In a Dec. 13th interview with Esquire, Arnold Schwarzenegger said that he always tells his accountant:
“If you’re in doubt about taxes, pay more. No Cayman Island offshore investments. No gimmicks. I love paying my taxes!”
When was the last time you heard a Republican come even remotely close to saying, “I love paying my taxes”? To them, taxes are evil. They are the Great Satan of government. They have a fundamental lack of understanding about how taxes and spending actually work. Romney’s 47% comment isn’t the only stupid thing Republicans have said about taxes.
In an interview with Chris Wallace in 2010 about the economy, the elections, and immigration, John McCain said:
“The American people want us to stop spending. And so let’s just give them some certainty. Let’s extend the tax – the existing tax cuts. And then let’s give some more tax breaks to small businesses and large. And then maybe the American people will have some confidence.”

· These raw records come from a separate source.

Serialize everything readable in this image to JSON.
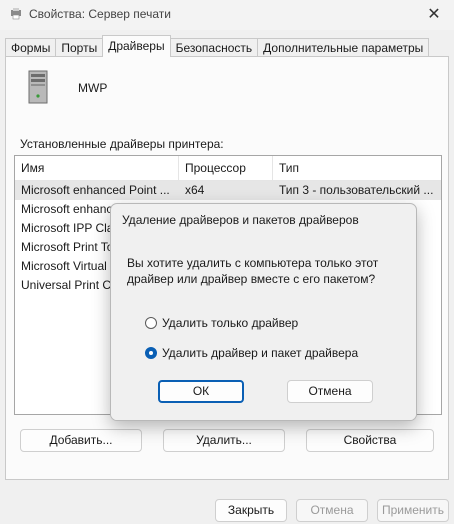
{
  "window": {
    "title": "Свойства: Сервер печати",
    "close_glyph": "✕"
  },
  "tabs": [
    {
      "label": "Формы"
    },
    {
      "label": "Порты"
    },
    {
      "label": "Драйверы"
    },
    {
      "label": "Безопасность"
    },
    {
      "label": "Дополнительные параметры"
    }
  ],
  "active_tab": "Драйверы",
  "server": {
    "name": "MWP"
  },
  "drivers": {
    "label": "Установленные драйверы принтера:",
    "columns": [
      "Имя",
      "Процессор",
      "Тип"
    ],
    "rows": [
      {
        "name": "Microsoft enhanced Point ...",
        "processor": "x64",
        "type": "Тип 3 - пользовательский ..."
      },
      {
        "name": "Microsoft enhanc",
        "processor": "",
        "type": ""
      },
      {
        "name": "Microsoft IPP Cla",
        "processor": "",
        "type": ""
      },
      {
        "name": "Microsoft Print To",
        "processor": "",
        "type": ""
      },
      {
        "name": "Microsoft Virtual",
        "processor": "",
        "type": ""
      },
      {
        "name": "Universal Print Cl",
        "processor": "",
        "type": ""
      }
    ]
  },
  "actions": {
    "add": "Добавить...",
    "remove": "Удалить...",
    "properties": "Свойства"
  },
  "footer": {
    "close": "Закрыть",
    "cancel": "Отмена",
    "apply": "Применить"
  },
  "dialog": {
    "title": "Удаление драйверов и пакетов драйверов",
    "question_line1": "Вы хотите удалить с компьютера только этот",
    "question_line2": "драйвер или драйвер вместе с его пакетом?",
    "option_driver_only": "Удалить только драйвер",
    "option_driver_package": "Удалить драйвер и пакет драйвера",
    "selected_option": "option_driver_package",
    "ok": "ОК",
    "cancel": "Отмена"
  },
  "colors": {
    "accent": "#0a5fb4",
    "window_bg": "#f0f0f0",
    "panel_bg": "#fbfbfb"
  }
}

In 2009, Michele Bachmann was quoted by the Star Tribune (and others) at a luncheon in Denver as saying:
“This [taxation] is slavery, it’s nothing more than slavery. The Constitution provides freedom.”
Then there’s Paul Ryan:
“I don’t have the time. It would take me too long to go through all of the math. But let me say it this way: you can lower tax rates by 20 percent across the board by closing loopholes and still have preferences for the middle class. For things like charitable deductions, for home purchases, for health care. So what we’re saying is, people are going to get lower tax rates.”
This was to Chris Wallace of Fox News earlier this year when he was asked to explain Mitt Romney’s tax plan, particularly the claim that it would remain revenue-neutral while bringing taxes down for everyone.
And there are more (G.W. Bush had more than his fair share of stupid quotes on every subject under the sun, which includes taxes).
Taxes, however, isn’t the only issue where Schwarzenegger differs from the Republican Party. In an op-ed in the Los Angeles Times, he jumped all over his own party for their narrow-minded attitudes, saying that they need to be more inclusive, not more rigid.
He also reversed his position on gay marriage in 2008, voicing support of overturning the controversial Proposition 8, and actually performed two gay marriages in his office, after vetoing legislation in 2005 and 2007 that would have allowed same-sex marriage.
He left office with almost no support from his party, but Republicans could take a lesson from him. While they considering showing signs of opening their minds, they (at least, their extremely vocal fringe) are still extremely rigid in most of their positions.